03. Juni 2010 (HL-Red-RB) Vorbemerkung Lübeck-TeaTime/Reinhard Bartsch: "Heute wird in einigen Bundesländern "Fronleichnam" begangen. In durchaus immer noch in trüber Erinnerung das 1995 Opfern des - vor allem in der evangelischen Kirche hoch geschätzten - Buß- und Bettages als gesetzlicher Feiertag zur Finanzierung der Pflegeversicherung. Das Land Sachsen hat ein Zeichen gesetzt und sich dem nicht untergeordnet. Dort gilt der Buß- und Bettag nach wie vor als gesetzlicher Feiertag.
Ein völlig unverständliches Politikum, dass bei der bis heute unterschiedlichen Bandbreite der Zahl gesetzlicher Feiertage in den Bundesländern (SH = 10 - Bayern = 13!) ein Opfer "aller" verlangt hätte, also einen in allen Bundesländern geltenden, aber auf die Gesamtzahl "bereinigenden" gesetzlichen Feiertag. Im "persönlichen" Gespräch mit der damaligen Ministerpräsidentin Heide Simonis bestätigte diese dem Verfasser gegenüber einmal später in Lübeck bei einem Wahlkampf-Termin, sich gegen diese einseitige Abschaffung "nicht habe durchsetzen können". Nach wie vor mein Kommentar dazu: beschämend, und vor allem kein Zeichen von wirklichem Wunsch nach Ökumene."
Dessen ungeachtet gerne zu Bedeutung und Klarstellung, was "Fronleichnam" eigentlich bedeutet - vor allem, was Dr. Martin Luther schon als römisch-katholischer Mönch davon hielt.

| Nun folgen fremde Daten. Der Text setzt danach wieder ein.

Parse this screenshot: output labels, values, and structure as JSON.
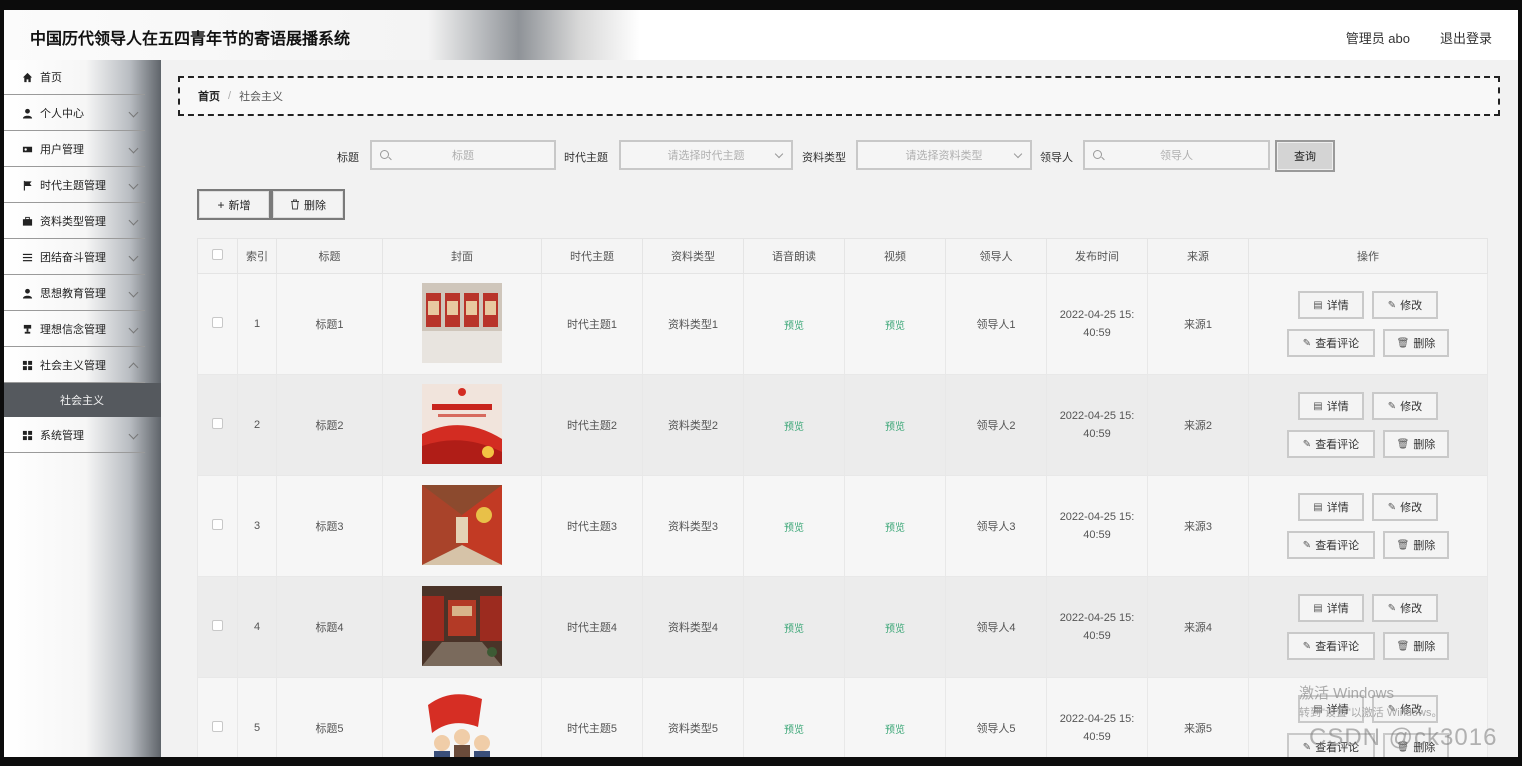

Mit freundlicher Genehmigung der CFS GmbH - Otto W. Ziegelmeier und damit "theology.de" stellt Lübeck-TeaTime aus deren Juni-NEWSletter den dementsprechenden Beitrag vor:



Fronleichnam.
Das Fest geht zurück auf eine Vision der später heiliggesprochenen Augustinernonne Juliana von Lüttich im Jahre 1209. Sie habe, so wird berichtet, beim Beten den Mond gesehen, der an einer Stelle verdunkelt gewesen sei. Christus habe ihr erklärt, dass der Mond die Kirche bedeute, der dunkle Fleck das Fehlen eines Festes des Eucharistie-Sakraments.
Fronleichnam erhält durch die Prozession, bei der die Gläubigen hinter der Monstranz mit der Hostie herschreiten, ein besonderes Gepräge. In dieser Art wurde das Fest erstmals 1279 in Köln begangen.
Vor dem Hintergrund der mittelalterlichen Verzweckung des Festes (wie parallel des Reliquienkults) für die Gewinnung von Ablassgeldern ist es nicht verwunderlich, dass der vormalige Augustinermönch Martin Luther ein ausdrücklicher Gegner des Fronleichnamsfestes war; er bezeichnete es 1527 als das „schädlichste aller Feste“ und betrachtete die Prozessionen als unbiblisch und als Gotteslästerung. Heute dagegen wirken nicht selten evangelische Pastoren in Amtstracht bei der Fronleichnamsfeier mit.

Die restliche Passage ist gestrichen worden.